Basically, the bug is Arch deciding to change a default from false to true. So, if you’ve been using my xpnsqt application to keep track of your expenses for filing taxes; (Tax season is just around the corner people!) you will see something like this when you try to load your CSV backup files.
'/home/roland/postgres_tax_backups/tax_2019_payees.csv' -> '/tmp/tax_2019_payees.csv'
'/home/roland/postgres_tax_backups/tax_2020_categories.csv' -> '/tmp/tax_2020_categories.csv'
'/home/roland/postgres_tax_backups/tax_2020_expenses.csv' -> '/tmp/tax_2020_expenses.csv'
'/home/roland/postgres_tax_backups/tax_2020_payees.csv' -> '/tmp/tax_2020_payees.csv'
;;;;;
;;;;;
;;;;; Loading 1992
;;;;;
;;;;;
creating tax tables
Importing … 1992
psql:import_it.sql:1: ERROR: could not open file "/tmp/tax_1992_payees.csv" for reading: No such file or directory
HINT: COPY FROM instructs the PostgreSQL server process to read a file. You may want a client-side facility such as psql's \copy.
psql:import_it.sql:2: ERROR: could not open file "/tmp/tax_1992_categories.csv" for reading: No such file or directory
HINT: COPY FROM instructs the PostgreSQL server process to read a file. You may want a client-side facility such as psql's \copy.
psql:import_it.sql:3: ERROR: could not open file "/tmp/tax_1992_expenses.csv" for reading: No such file or directory
HINT: COPY FROM instructs the PostgreSQL server process to read a file. You may want a client-side facility such as psql's \copy.
setval
Since roughly the 1970s /tmp has been that unprotected no-mans land where you didn’t leave stuff sit for long. Most distros point temp environment variables for each user to /tmp/user-name and make that a directory owned by the user. This gives you some protection.
You know, the average schmoe using Linux at home or work doesn’t know much about Linux really. They’ve always used a desktop and only open a terminal when it is absolutely necessary.
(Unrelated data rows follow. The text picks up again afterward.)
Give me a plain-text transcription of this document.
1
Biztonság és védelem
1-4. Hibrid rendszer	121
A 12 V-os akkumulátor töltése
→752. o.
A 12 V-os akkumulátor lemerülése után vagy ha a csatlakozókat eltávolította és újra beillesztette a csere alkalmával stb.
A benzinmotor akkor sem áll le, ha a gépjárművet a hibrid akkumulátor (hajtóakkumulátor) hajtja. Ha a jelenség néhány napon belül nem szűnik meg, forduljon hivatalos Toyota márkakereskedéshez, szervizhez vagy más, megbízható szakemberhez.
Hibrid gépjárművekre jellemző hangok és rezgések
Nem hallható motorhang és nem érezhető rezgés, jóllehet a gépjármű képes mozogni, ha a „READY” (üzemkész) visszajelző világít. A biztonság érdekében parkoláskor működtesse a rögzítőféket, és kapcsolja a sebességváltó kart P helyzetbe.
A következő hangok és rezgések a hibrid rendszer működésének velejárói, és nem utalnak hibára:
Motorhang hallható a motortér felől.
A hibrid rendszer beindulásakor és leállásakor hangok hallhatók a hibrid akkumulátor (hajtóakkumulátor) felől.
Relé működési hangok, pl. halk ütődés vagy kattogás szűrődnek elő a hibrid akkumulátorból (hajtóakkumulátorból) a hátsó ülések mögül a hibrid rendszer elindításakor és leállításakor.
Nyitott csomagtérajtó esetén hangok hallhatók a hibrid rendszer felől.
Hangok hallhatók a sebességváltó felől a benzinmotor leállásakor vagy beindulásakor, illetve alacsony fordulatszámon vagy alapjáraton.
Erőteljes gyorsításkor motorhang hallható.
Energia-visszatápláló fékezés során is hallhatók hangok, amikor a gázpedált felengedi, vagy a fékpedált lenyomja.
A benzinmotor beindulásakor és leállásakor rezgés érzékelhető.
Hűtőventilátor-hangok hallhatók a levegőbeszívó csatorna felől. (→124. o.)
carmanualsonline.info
Sysadmins on the other hand, should know all about systemctl overrides. They also would have been the only one who wanted this turned on. Seriously, there is no account information with my xpnsqt thing. I suspect there is no account information in your recipe database. How about the database you created to keep track of your music collection? DVDs?
When you install PostgreSQL on Manjaro – The Schmoe Tactic
At some point everyone is a schmoe because he universe likes to laugh at people. The schmoe approach will do just enough research to find out what value they need to change.
cd /usr/lib/systemd/system
sudo cp postgresql.service postgresql.service_original
sudo jed postgresql.service
You may not have jed installed. You should, but you probably didn’t install it. Use nano or whatever terminal emulator you have installed.
Save an exit. The dutiful schmoe will then do the following:
sudo cp postgresql.service postgresql.service_fixed
Why? Because every update will probably walk on this file. The dutiful schmoe can use a diff utility like Meld to compare the before and after so they can remember what needed to be fixed.
When you install PostgreSQL on Manjaro – Shoulda Done
sudo systemctl edit postgresql.service
The dark lore of the override file won’t be immediately obvious. You cannot just override the value. You have to override the value under a tag/section whatever the name is this week.
Yeah, Arch did this to you. Every other distro I’ve used realizes your typical desktop user won’t know how to fix this. Far too many will be a schmoe, constantly fixing that file.
No Matter Which Approach
No matter which approach you take, your changes will not take effect until you either reboot or restart PostgreSQL.